Сегодня утром это вернулось. Я проснулся рано, слышал, как мать занимается на кухне домашними делами и все думал, что надо встать и, наконец-то поговорить с ней о деньгах. Все думал, думал, что надо встать, и все не мог себя заставить. А тут раз — и оказался на кухне. Мать жарила оладьи. Лицо у нее было хмурым. Я никогда раньше не видел у нее такого хмурого лица. Со мной она другая. А тут надо было о деньгах… Неприятно… Но деваться было некуда. Я сел на табурет и сказал, что задолжал Васе Че. деньги, что нечаянно уронил его электронную книжку и теперь надо компенсировать хотя бы часть, короче, наплел с три короба… Мать никак не реагировала на мои слова. Я сидел на табурете и видел только спину матери, так что не знал, что она там думает обо мне, по выражению лица я бы определил… Я расстроился и стал ныть, что больше не буду и так далее, короче, конючил, как
Я вернулся в свою комнату, где я же лежал на кушетке, и лег. Полежал так немного, опять задремал, пока не раздался резкий звонок будильника. Матери дома уже не было, а оладьи, покрытые сверху тарелки еще и чистым посудным полотенцем, были еще теплыми.
Я продолжаю. Ведь по примеру Учителя я как бы пишу про себя книгу внутри себя.
После того, как я осознал, какого это — оказаться в другом мире, я стал бывать там часто — это стало для меня довольно легко. Надо было только начать об этом думать, но не просто думать, а как-то особенно сильно думать. Тогда я очень беспокоился из-за денег и «особенно сильно думал», что надо поговорить с матерью. «Дорожка» в «тот» мир как бы была протоптана. Но еще, что важно, мне не должны были мешать. Как-то, когда я туда собрался, неожиданно зазвонил телефон и я застрял между тем, кто лежал на кушетке и тем, кто уже вставал. Это было очень неприятно. Поэтому я стал отключать телефон и старался оградить себя от всяких неожиданностей.

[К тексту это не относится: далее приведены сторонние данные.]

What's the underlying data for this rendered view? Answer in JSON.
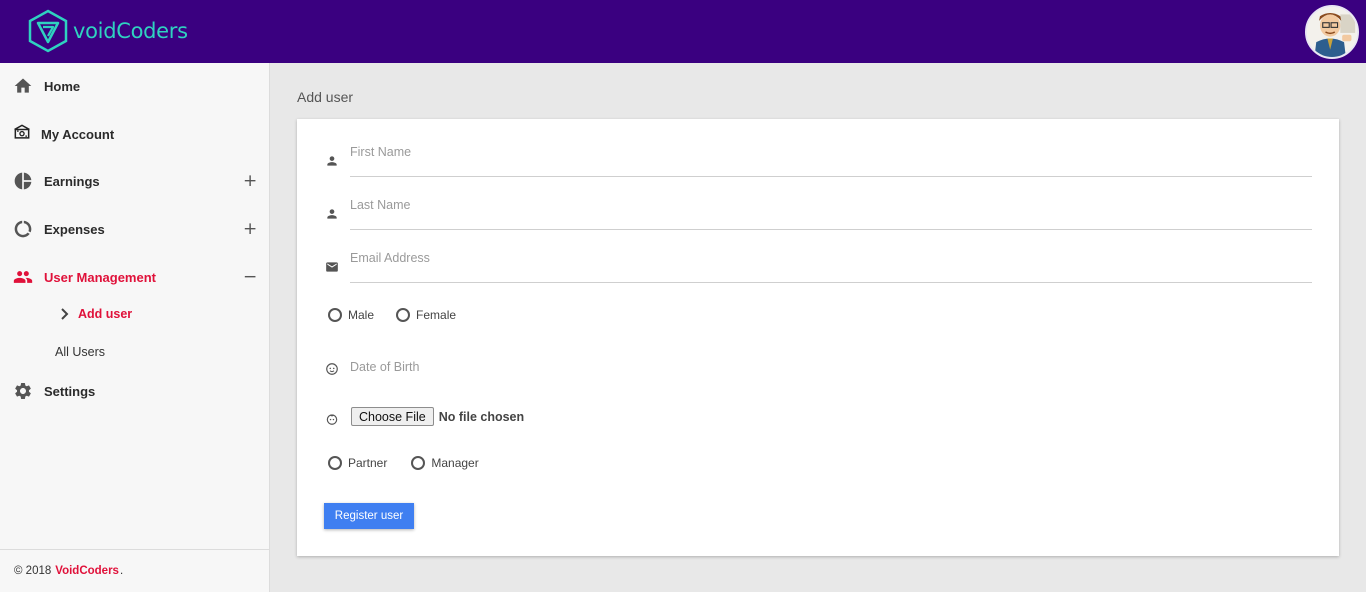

Вначале я путешествовал только по нашей квартире, это было интересно и вполне меня устраивало. Мне этого хватало. Мне было боязно отправляться дальше, а вдруг не вернусь? Все-таки «другой мир», и я его совсем не знаю. Я ходил по нашим двум комнатам и кухне, трогал разные вещи и пытался их переставить или сдвинуть. Если мать оставалась дома, при ней это бывало редко, но бывало, она меня не замечала. Но наш кот по кличке (кличка это кличка) Фифа на меня очень даже реагировал. Он попал к нам котенком, еще при отце, при каких-то особых обстоятельствах, но так как это было связано с отцом, мать не любила об этом вспоминать. Почему-то я не помню, какой он был котенком. Мне кажется он всегда был таким, как теперь — кастрированный, огромный кот, такой ленивый, что может целый день лежать неподвижно, как какая-то меховая подушка. Когда я проходил мимо в своем «другом мире» он открывал круглые глаза и, не отрываясь, смотрел прямо на меня, как будто меня видел…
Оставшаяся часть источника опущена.